Domo (DOMO 4.15%) posted its fourth-quarter earnings report on March 1. The cloud-based data visualization company's revenue rose 23% year over year to $70 million, beating analysts' estimates by $2.9 million. But its adjusted net loss widened from $9.8 million to $13.6 million, or $0.41 per share, which missed analysts' expectations by a penny.

Domo's stock dipped after the mixed report, and it remains more than 50% below its all-time high of $98.35, which it hit just last August. Should investors consider buying some shares of Domo after that steep decline?

A person checks a tablet while standing in a hallway.

Image source: Getty Images.

Rock-solid growth rates

Domo's cloud-based platform enables business leaders to oversee and manage their entire companies through a single mobile app. It bundles together data visualization services, data management and analytics services, collaboration tools for employees, and an integrated app store.

Domo is a small-cap company with a market cap of $1.4 billion, but its growth rates are remarkably consistent. Its revenue and billings rose 23% and 27%, respectively, in fiscal 2022 (which ended this January), and both metrics remained consistently above 20% throughout the full year.

Growth (YOY)

FY 2021

Q1 2022

Q2 2022

Q3 2022

Q4 2022

Revenue 

21%

24%

23%

21%

23%

Billings

23%

25%

26%

26%

30%

Data source: Domo. YOY = Year over year.

Domo's 30% billings growth in Q4 was also its highest billings growth rate in 14 quarters. Its current remaining performance obligations (RPO), which gauge its forward growth, also increased 24% -- which suggests it can maintain more than 20% growth for the foreseeable future.

In the first quarter of 2022, Domo expects its revenue to rise 22% to 24% year over year. It also expects its revenue to grow 22% to 24% for the full year.

What are the main catalysts?

During the conference call, CFO Bruce Felt attributed Domo's consistent growth to its "new customer additions, expansion into existing customers, and an over 90% gross retention rate" -- compared to less than 90% a year ago. Its net retention rate remained above 100%, and it signed 62% of its customers to multi-year contracts on a dollar-weighted basis at the end of Q4, compared to 60% a year earlier.

In addition, Felt said the company benefited from its "better market positioning and awareness, higher yields on marketing spend, and improved partner contribution." Those stable returns can also be reflected in its subscription gross margin, which grew from 80% in fiscal 2021 to 82% in fiscal 2022 on a generally accepted accounting principles (GAAP) basis. That metric has also stayed comfortably above 80% over the past four quarters.

Period

FY 2021

Q1 2022

Q2 2022

Q3 2022

Q4 2022

Subscription Gross Margin

80%

83%

82%

81%

81%

Subscriptions as a Percentage of Total Revenue

87%

87%

87%

87%

85%

Data source: Domo. GAAP basis.

But can Domo ever turn a profit?

Domo's top-line growth looks stable, its gross margins are improving, and the stock looks cheap at just four times this year's sales.

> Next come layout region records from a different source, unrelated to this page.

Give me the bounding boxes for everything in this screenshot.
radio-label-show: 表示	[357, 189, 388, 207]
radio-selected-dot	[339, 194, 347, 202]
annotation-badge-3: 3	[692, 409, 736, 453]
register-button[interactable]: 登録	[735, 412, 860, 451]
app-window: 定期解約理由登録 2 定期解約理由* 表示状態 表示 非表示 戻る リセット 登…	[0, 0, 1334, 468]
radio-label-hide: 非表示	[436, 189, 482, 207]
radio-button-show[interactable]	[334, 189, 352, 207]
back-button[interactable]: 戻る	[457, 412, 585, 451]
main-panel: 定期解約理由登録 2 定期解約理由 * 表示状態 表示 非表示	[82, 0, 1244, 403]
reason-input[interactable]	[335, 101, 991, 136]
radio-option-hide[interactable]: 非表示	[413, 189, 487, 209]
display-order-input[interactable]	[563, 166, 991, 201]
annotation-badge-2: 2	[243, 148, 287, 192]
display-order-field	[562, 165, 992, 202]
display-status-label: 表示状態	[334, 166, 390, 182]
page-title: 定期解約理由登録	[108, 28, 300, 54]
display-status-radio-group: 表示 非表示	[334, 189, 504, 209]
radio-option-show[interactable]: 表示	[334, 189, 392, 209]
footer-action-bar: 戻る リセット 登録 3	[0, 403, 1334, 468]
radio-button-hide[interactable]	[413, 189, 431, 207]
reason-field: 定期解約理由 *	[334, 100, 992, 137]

By comparison, Salesforce (CRM -0.57%), which owns Domo's competitor Tableau, is expected to generate 21% sales growth this year but trades at six times that estimate. Splunk (SPLK), which also provides data visualization tools, also trades at about six times this year's sales but is expected to grow its revenue by just 18% this year.

However, investors seem to be concerned about Domo's widening losses. On a GAAP basis, its net loss widened from $84.6 million in fiscal 2021 to $102.1 million in fiscal 2022. On a non-GAAP basis, its net loss narrowed slightly from $50.8 million to $41.5 million, but it expects its non-GAAP net loss to widen again in fiscal 2023 as it ramps up its investments.

All that red ink is worrisome since Domo's total cash and equivalents declined 8% year over year to $83.6 million at the end of fiscal 2022. Its total liabilities also jumped 24% to $370.6 million, and those liabilities still eclipse its total assets of $244.6 million -- which gives it a negative book value. That's not the case with Salesforce or Splunk.

Is it the right time to buy Domo?

Investors might be willing to overlook Domo's ugly balance sheet in a stable market with low interest rates. But that's not the case anymore -- rising interest rates, Russia's invasion of Ukraine, and other macro challenges are causing investors to retreat from unprofitable growth-oriented companies.

Domo's low price-to-sales ratio might limit its downside potential, but it won't rally until the market climate changes. Investors should avoid Domo until the situation improves and stick with companies with better balance sheets.